* - "The first of these stories (which Mr Goodman considers to be extremely typical of 'post-war undergraduate life} depicts Sebastian showing a girl friend from London the sights of Cambridge. 'And this is the Dean's window,' he said; then smashing the pane with a stone, he added: 'And this is the Dean.' Needless to say that Sebastian has been pulling Mr Goodman's leg: the story is as old as the University itself.
Let us look at the second one. During a short vacation trip to Germany (1921? 1922?) Sebastian, one night, being annoyed by the caterwauls in the street, started to pelt the offenders with miscellaneous objects including an egg. Presently, a policeman knocked at his door, bringing back all these objects minus the egg.

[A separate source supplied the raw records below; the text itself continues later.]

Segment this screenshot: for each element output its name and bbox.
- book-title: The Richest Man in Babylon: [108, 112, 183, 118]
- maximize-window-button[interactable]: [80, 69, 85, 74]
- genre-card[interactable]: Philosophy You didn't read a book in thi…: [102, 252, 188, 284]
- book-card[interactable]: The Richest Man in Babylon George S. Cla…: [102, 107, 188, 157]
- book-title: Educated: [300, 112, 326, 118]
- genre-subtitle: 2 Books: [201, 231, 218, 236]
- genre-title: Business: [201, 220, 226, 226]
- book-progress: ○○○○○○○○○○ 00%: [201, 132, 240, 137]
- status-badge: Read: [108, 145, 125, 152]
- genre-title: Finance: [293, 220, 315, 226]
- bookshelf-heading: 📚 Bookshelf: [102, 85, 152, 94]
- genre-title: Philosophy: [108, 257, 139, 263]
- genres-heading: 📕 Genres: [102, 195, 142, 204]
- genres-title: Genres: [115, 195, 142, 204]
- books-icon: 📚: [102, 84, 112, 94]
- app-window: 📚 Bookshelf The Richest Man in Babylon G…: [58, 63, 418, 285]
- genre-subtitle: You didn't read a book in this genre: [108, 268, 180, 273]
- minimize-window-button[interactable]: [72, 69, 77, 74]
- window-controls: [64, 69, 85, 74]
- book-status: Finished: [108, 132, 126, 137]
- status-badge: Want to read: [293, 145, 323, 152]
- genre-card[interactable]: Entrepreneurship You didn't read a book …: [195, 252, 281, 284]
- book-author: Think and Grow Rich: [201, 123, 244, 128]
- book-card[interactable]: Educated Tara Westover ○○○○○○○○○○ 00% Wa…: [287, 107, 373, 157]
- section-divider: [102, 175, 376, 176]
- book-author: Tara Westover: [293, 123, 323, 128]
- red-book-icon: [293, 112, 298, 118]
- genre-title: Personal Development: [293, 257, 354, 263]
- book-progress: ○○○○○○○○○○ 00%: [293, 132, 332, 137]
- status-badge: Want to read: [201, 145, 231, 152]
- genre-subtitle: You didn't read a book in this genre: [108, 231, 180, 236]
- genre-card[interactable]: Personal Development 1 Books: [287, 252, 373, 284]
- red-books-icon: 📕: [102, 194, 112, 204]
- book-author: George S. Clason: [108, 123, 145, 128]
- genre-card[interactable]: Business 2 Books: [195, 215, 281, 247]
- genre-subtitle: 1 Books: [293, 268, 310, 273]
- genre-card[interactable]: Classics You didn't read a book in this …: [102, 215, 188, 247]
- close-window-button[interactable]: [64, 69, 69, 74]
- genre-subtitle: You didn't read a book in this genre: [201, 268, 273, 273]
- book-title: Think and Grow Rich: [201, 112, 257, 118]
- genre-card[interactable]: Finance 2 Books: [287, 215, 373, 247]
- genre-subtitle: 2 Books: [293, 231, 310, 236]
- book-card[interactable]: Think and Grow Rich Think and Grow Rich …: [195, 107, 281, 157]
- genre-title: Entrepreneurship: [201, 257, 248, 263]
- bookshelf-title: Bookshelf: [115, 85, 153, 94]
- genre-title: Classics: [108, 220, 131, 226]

This is from an old (or, as Mr Goodman would say, pre-war') Jerome K. Jerome book. Leg-pulling again.
Third story: Sebastian speaking of his very first novel (unpublished and destroyed) explained that it was about a fat young student who travels home to find his mother married to his uncle; this uncle, an ear-specialist, had murdered the student's father.
Mr Goodman misses the joke.
Fourth: Sebastian in the summer of 1922 had overworked himself and, suffering from hallucinations, used to see a kind of optical ghost — a black-robed monk moving swiftly towards him from the sky.
This is a little harder: a short story by Chekhov.